À la pointe ouest de l’Afrique, le Sénégal est un pays pauvre, avec un revenu annuel brut moyen de 925 € par habitant en 2014*. Près de la moitié de la population a moins de 15 ans. Ici, beaucoup de femmes se marient avant l’âge de 20 ans et ont en moyenne cinq enfants.
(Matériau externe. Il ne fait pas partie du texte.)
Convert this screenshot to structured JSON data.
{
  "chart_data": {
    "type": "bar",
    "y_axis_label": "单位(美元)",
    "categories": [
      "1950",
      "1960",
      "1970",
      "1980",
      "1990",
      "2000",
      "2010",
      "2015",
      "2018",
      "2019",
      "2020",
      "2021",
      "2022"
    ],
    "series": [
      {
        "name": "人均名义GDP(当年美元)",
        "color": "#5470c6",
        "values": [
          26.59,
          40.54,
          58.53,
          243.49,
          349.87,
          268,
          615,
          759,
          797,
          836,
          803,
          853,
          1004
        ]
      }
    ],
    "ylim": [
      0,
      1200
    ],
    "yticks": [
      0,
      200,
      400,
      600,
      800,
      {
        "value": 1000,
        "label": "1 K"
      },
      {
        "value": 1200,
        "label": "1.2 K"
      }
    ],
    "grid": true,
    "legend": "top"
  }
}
L’énergique ministre de la Santé et de l’Action sociale, la Professeure Awa Marie Coll Seck, nous explique que « d’ici à 2035, l’un des objectifs du Plan Sénégal émergent consiste à investir dans le capital humain. Pour cela, la population doit être en bonne santé et pas trop nombreuse. La seule solution : l’accès à la contraception ». Dans une société où la polygamie est encore la règle et le contrôle des naissances quasi inexistant, l’enjeu est de taille. « Le Planning familial est arrivé au Sénégal dès les années 60, précise Awa Marie Coll Seck, mais, pendant longtemps, le contrôle des naissances n’a pas été une priorité. »
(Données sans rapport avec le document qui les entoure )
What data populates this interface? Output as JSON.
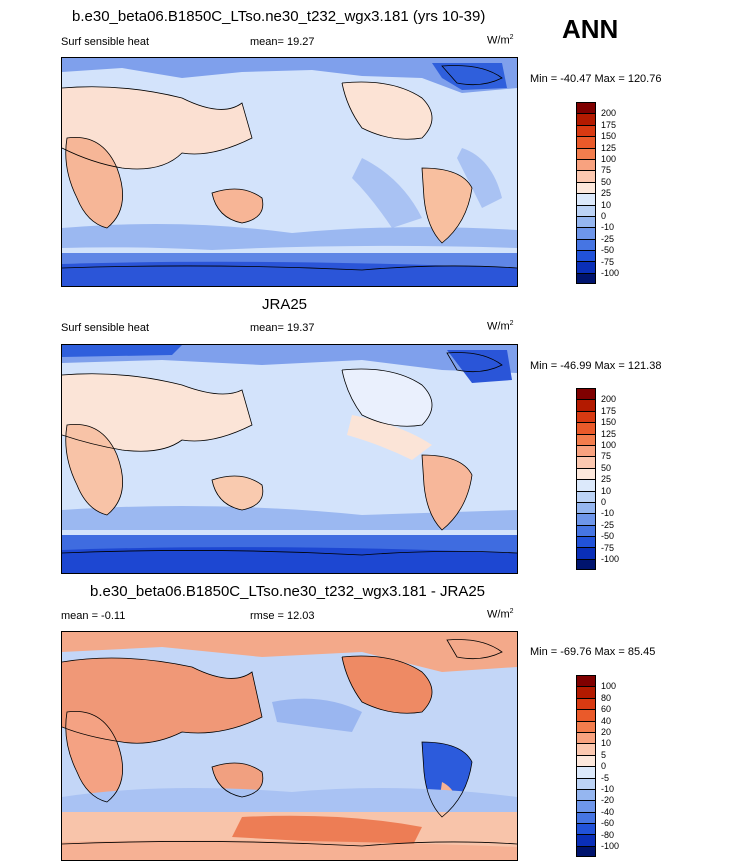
{
  "season": "ANN",
  "colors": {
    "deep_blue": "#1a3fd6",
    "mid_blue": "#6f93ee",
    "light_blue": "#cfe0fb",
    "cream": "#fce6da",
    "peach": "#f7b79a",
    "orange": "#ea6a3a",
    "coast": "#000000"
  },
  "panels": [
    {
      "title": "b.e30_beta06.B1850C_LTso.ne30_t232_wgx3.181 (yrs 10-39)",
      "left_label": "Surf sensible heat",
      "center_label": "mean=  19.27",
      "units": "W/m",
      "units_sup": "2",
      "minmax": "Min = -40.47 Max = 120.76",
      "levels": [
        "200",
        "175",
        "150",
        "125",
        "100",
        "75",
        "50",
        "25",
        "10",
        "0",
        "-10",
        "-25",
        "-50",
        "-75",
        "-100"
      ],
      "colors": [
        "#7f0000",
        "#b31a00",
        "#d83a12",
        "#ea5a2a",
        "#f37d4d",
        "#f8a27f",
        "#fcc8b0",
        "#fde8dc",
        "#dce9fb",
        "#bcd3f6",
        "#95b6f0",
        "#6e96ea",
        "#4675e3",
        "#2152d9",
        "#0a2fb8",
        "#00146e"
      ]
    },
    {
      "title": "JRA25",
      "left_label": "Surf sensible heat",
      "center_label": "mean=  19.37",
      "units": "W/m",
      "units_sup": "2",
      "minmax": "Min = -46.99 Max = 121.38",
      "levels": [
        "200",
        "175",
        "150",
        "125",
        "100",
        "75",
        "50",
        "25",
        "10",
        "0",
        "-10",
        "-25",
        "-50",
        "-75",
        "-100"
      ],
      "colors": [
        "#7f0000",
        "#b31a00",
        "#d83a12",
        "#ea5a2a",
        "#f37d4d",
        "#f8a27f",
        "#fcc8b0",
        "#fde8dc",
        "#dce9fb",
        "#bcd3f6",
        "#95b6f0",
        "#6e96ea",
        "#4675e3",
        "#2152d9",
        "#0a2fb8",
        "#00146e"
      ]
    },
    {
      "title": "b.e30_beta06.B1850C_LTso.ne30_t232_wgx3.181 - JRA25",
      "left_label": "mean =  -0.11",
      "center_label": "rmse =  12.03",
      "units": "W/m",
      "units_sup": "2",
      "minmax": "Min = -69.76 Max =  85.45",
      "levels": [
        "100",
        "80",
        "60",
        "40",
        "20",
        "10",
        "5",
        "0",
        "-5",
        "-10",
        "-20",
        "-40",
        "-60",
        "-80",
        "-100"
      ],
      "colors": [
        "#7f0000",
        "#b31a00",
        "#d83a12",
        "#ea5a2a",
        "#f37d4d",
        "#f8a27f",
        "#fcc8b0",
        "#fde8dc",
        "#dce9fb",
        "#bcd3f6",
        "#95b6f0",
        "#6e96ea",
        "#4675e3",
        "#2152d9",
        "#0a2fb8",
        "#00146e"
      ]
    }
  ]
}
Tout a changé en 2010 grâce à une campagne initiée par l’ONG américaine IntraHealth International. Soutenu par la Fondation Bill & Melinda Gates, ce programme pilote s’est fixé comme ambition de faire passer, dans huit zones urbaines pauvres, le nombre de femmes sous contraception moderne (pilule, implant, injections, stérilet) de 25 à 40 % en cinq ans. Depuis le début de cette année, le pari est tenu. Comment? En s’appuyant sur les forces locales, dont une immense majorité de femmes.
Altière sous son turban, Khadija Toudramé, 49 ans, entame sa tournée à Pikine. Cette « badienou gokh » (marraine de quartier, ndlr) promeut la contraception chez ses voisines. Dans sa valisette, des pilules, un implant, un stérilet, un kit d’injection, des préservatifs masculins et féminins, de la documentation… En chemin, elle se raconte.
« Mariée à l’âge de 18 ans, j’ai sept enfants, qui ont de 9 ans à 30 ans. Mon mari a trois femmes et quatorze enfants, et ne me donne pas d’argent. Les hommes sont souvent contre la contraception, mais ils ne meurent pas en couches et ne sont pas épuisés par les grossesses rapprochées ! Je milite pour la contraception et ma fille de 19 ans aussi. »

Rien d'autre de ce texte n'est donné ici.